Nor can school reform be all about the teachers alone. Catholic schools, long hailed as among the most effective educational models before the “free labor” of the nuns disappeared, enjoyed strong partnerships with parents and communities. Parents are integral players in the educational dynamic. The ‘manifesto’ of the chancellors completely ignores parents.
The ‘manifesto’ also completely ignores poverty, see my previous blog on this topic.
Curiously, the ‘manifesto’ ends with a huge endorsement of charter schools, where, in fact, neither the chancellor nor the mayor have any control over the teachers. After saying that it’s ok to close failing schools in poor neighborhoods, the ‘manifesto’ then says that charter schools can step in. Problem is, not all charter schools are excellent, by any measure, and many neighborhoods simply do not have this option available to the neediest children and families.

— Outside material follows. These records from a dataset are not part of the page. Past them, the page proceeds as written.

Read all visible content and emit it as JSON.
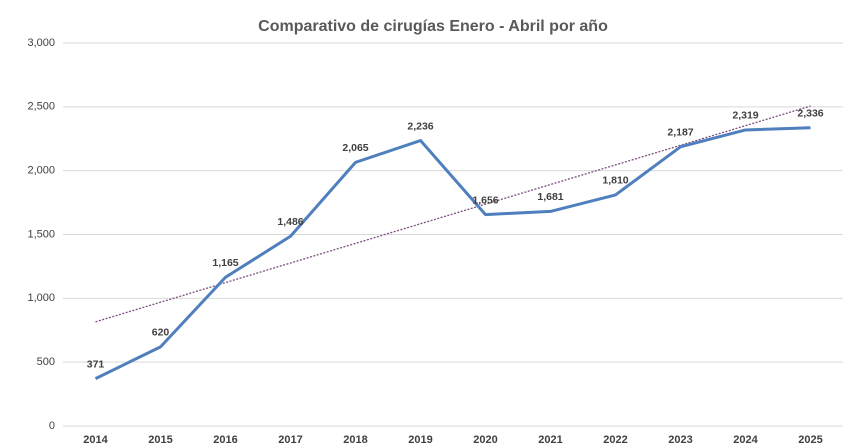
{
  "chart_data": {
    "type": "line",
    "title": "Comparativo de cirugías Enero - Abril por año",
    "categories": [
      "2014",
      "2015",
      "2016",
      "2017",
      "2018",
      "2019",
      "2020",
      "2021",
      "2022",
      "2023",
      "2024",
      "2025"
    ],
    "series": [
      {
        "color": "#4f7fbd",
        "values": [
          371,
          620,
          1165,
          1486,
          2065,
          2236,
          1656,
          1681,
          1810,
          2187,
          2319,
          2336
        ],
        "value_labels": [
          "371",
          "620",
          "1,165",
          "1,486",
          "2,065",
          "2,236",
          "1,656",
          "1,681",
          "1,810",
          "2,187",
          "2,319",
          "2,336"
        ]
      }
    ],
    "ylim": [
      0,
      3000
    ],
    "yticks": [
      0,
      500,
      {
        "value": 1000,
        "label": "1,000"
      },
      {
        "value": 1500,
        "label": "1,500"
      },
      {
        "value": 2000,
        "label": "2,000"
      },
      {
        "value": 2500,
        "label": "2,500"
      },
      {
        "value": 3000,
        "label": "3,000"
      }
    ],
    "grid": true,
    "trendline": true,
    "trendline_color": "#7b4f7f"
  }
}
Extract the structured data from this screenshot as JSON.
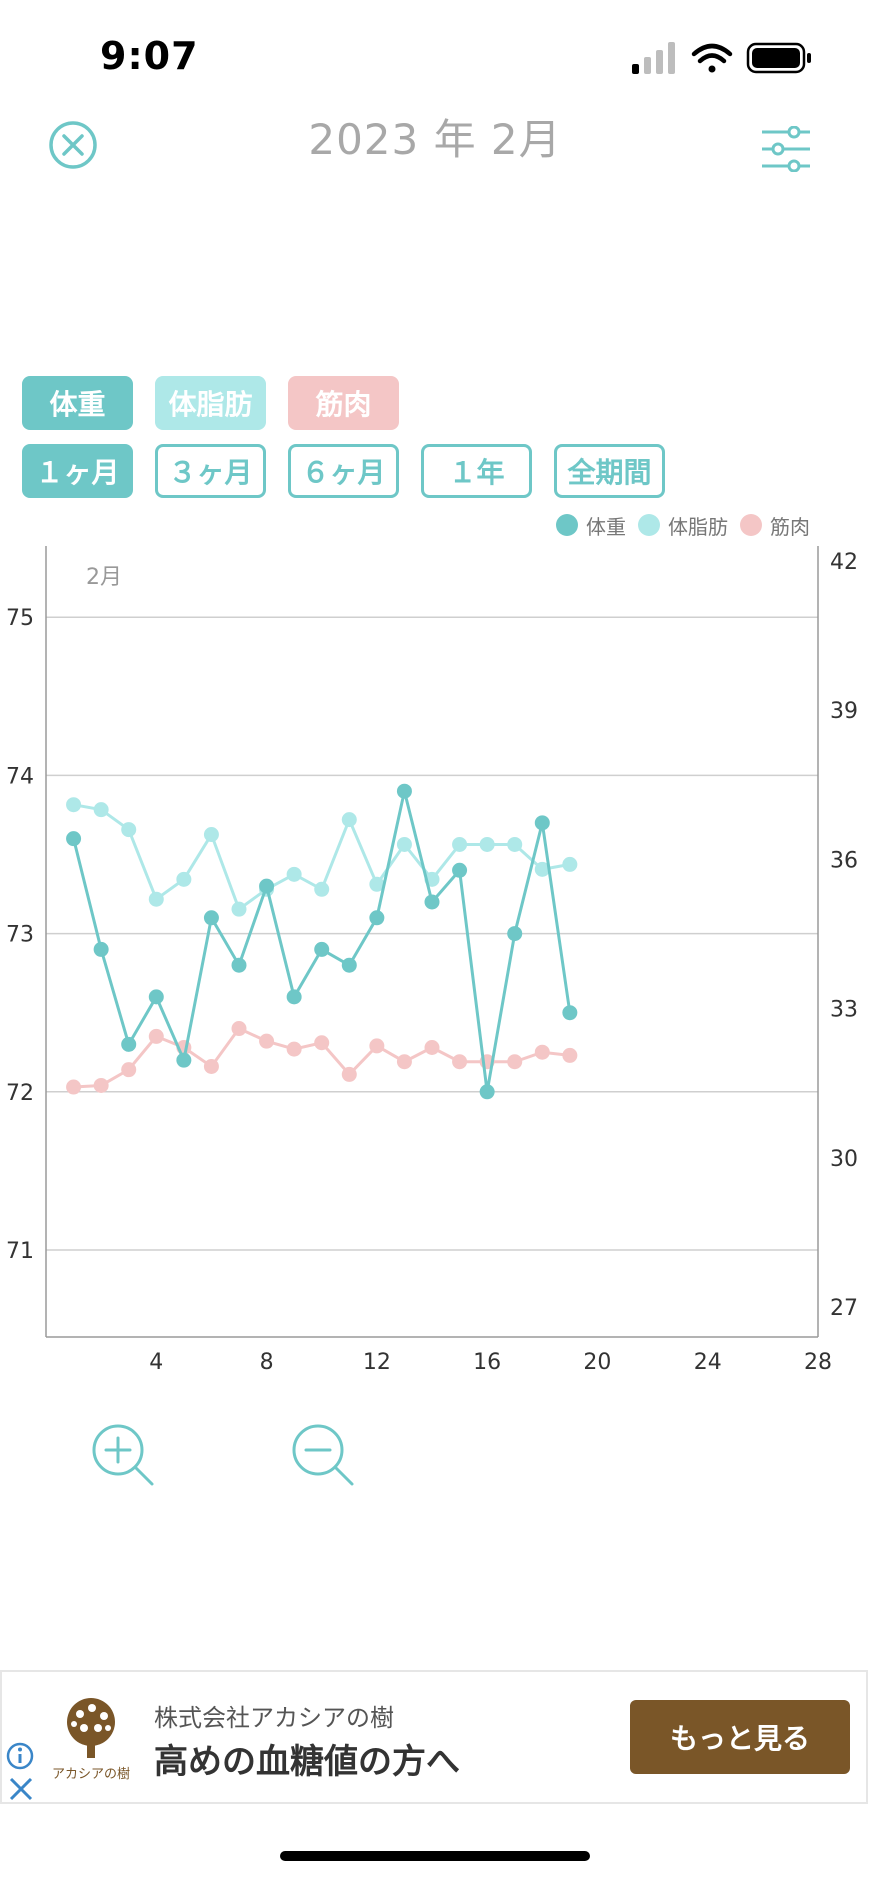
{
  "status_bar": {
    "time": "9:07"
  },
  "header": {
    "title": "2023 年 2月"
  },
  "data_type_tabs": [
    {
      "label": "体重",
      "color": "#6ec7c7",
      "active": true
    },
    {
      "label": "体脂肪",
      "color": "#aee8e8",
      "active": false
    },
    {
      "label": "筋肉",
      "color": "#f4c6c6",
      "active": false
    }
  ],
  "period_tabs": [
    {
      "label": "１ヶ月",
      "active": true
    },
    {
      "label": "３ヶ月",
      "active": false
    },
    {
      "label": "６ヶ月",
      "active": false
    },
    {
      "label": "１年",
      "active": false
    },
    {
      "label": "全期間",
      "active": false
    }
  ],
  "legend": [
    {
      "label": "体重",
      "color": "#6ec7c7"
    },
    {
      "label": "体脂肪",
      "color": "#aee8e8"
    },
    {
      "label": "筋肉",
      "color": "#f4c6c6"
    }
  ],
  "chart_data": {
    "type": "line",
    "month_label": "2月",
    "x_ticks": [
      4,
      8,
      12,
      16,
      20,
      24,
      28
    ],
    "xlim": [
      0,
      28
    ],
    "y_left": {
      "ticks": [
        71,
        72,
        73,
        74,
        75
      ],
      "lim": [
        70.45,
        75.45
      ]
    },
    "y_right": {
      "ticks": [
        27,
        30,
        33,
        36,
        39,
        42
      ],
      "lim": [
        26.4,
        42.3
      ]
    },
    "grid": true,
    "legend_position": "top-right",
    "series": [
      {
        "name": "体重",
        "axis": "left",
        "color": "#6ec7c7",
        "x": [
          1,
          2,
          3,
          4,
          5,
          6,
          7,
          8,
          9,
          10,
          11,
          12,
          13,
          14,
          15,
          16,
          17,
          18,
          19
        ],
        "values": [
          73.6,
          72.9,
          72.3,
          72.6,
          72.2,
          73.1,
          72.8,
          73.3,
          72.6,
          72.9,
          72.8,
          73.1,
          73.9,
          73.2,
          73.4,
          72.0,
          73.0,
          73.7,
          72.5
        ]
      },
      {
        "name": "体脂肪",
        "axis": "right",
        "color": "#aee8e8",
        "x": [
          1,
          2,
          3,
          4,
          5,
          6,
          7,
          8,
          9,
          10,
          11,
          12,
          13,
          14,
          15,
          16,
          17,
          18,
          19
        ],
        "values": [
          37.1,
          37.0,
          36.6,
          35.2,
          35.6,
          36.5,
          35.0,
          35.4,
          35.7,
          35.4,
          36.8,
          35.5,
          36.3,
          35.6,
          36.3,
          36.3,
          36.3,
          35.8,
          35.9
        ]
      },
      {
        "name": "筋肉",
        "axis": "left",
        "color": "#f4c6c6",
        "x": [
          1,
          2,
          3,
          4,
          5,
          6,
          7,
          8,
          9,
          10,
          11,
          12,
          13,
          14,
          15,
          16,
          17,
          18,
          19
        ],
        "values": [
          72.03,
          72.04,
          72.14,
          72.35,
          72.28,
          72.16,
          72.4,
          72.32,
          72.27,
          72.31,
          72.11,
          72.29,
          72.19,
          72.28,
          72.19,
          72.19,
          72.19,
          72.25,
          72.23
        ]
      }
    ]
  },
  "ad": {
    "logo_text": "アカシアの樹",
    "sponsor": "株式会社アカシアの樹",
    "headline": "高めの血糖値の方へ",
    "cta": "もっと見る"
  }
}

But shouldn’t public school leaders be advocating in favor of their own public schools, rather than saying that their own schools should be shut down and the children sent elsewhere?
Curious, and wrong.
Failing urban public schools are not the fault of one group of people. Blaming teachers is scandalous, and the current war against teachers will have no good end except to drive good people out of the profession. Certainly, have rigorous standards to weed out the bad teachers, but stop blaming the teaching profession for the pervasive, systemic failures of urban education.
Those failures have well-documented root causes in the social conditions of neighborhoods and families, and the ways in which those conditions make some schools impossibly difficult and dangerous places to teach, and make it impossible for children to absorb the lessons taught.
To say the teacher is at fault because a child scores poorly on a standardized test is an abysmal default position for educational and civic leaders who should know better than to play the blame game. Whether a child can learn properly arises from a host of factors, some of which are in the teacher’s control, some not. Whether the child, having learned something, can reflect that learning on a standardized test is another question. Whether the teacher’s pay and performance evaluation should be based on test scores is a bad excuse for creating a fairer and more equitable assessment system for both the student and the teacher.
Schools will not get better by brute force. The best schools are those where the entire professional workforce collectively reflect a deep sense of mission and vocation — yes, words borrowed from the nuns, and qualities that are strangely, sadly missing from the ‘manifesto’ for school reform. Without that sense of dedication that transcends the current fixation on money and power, too many urban schools will continue to lack the real moral and spiritual resources necessary to heal the ills that repress the potential of children.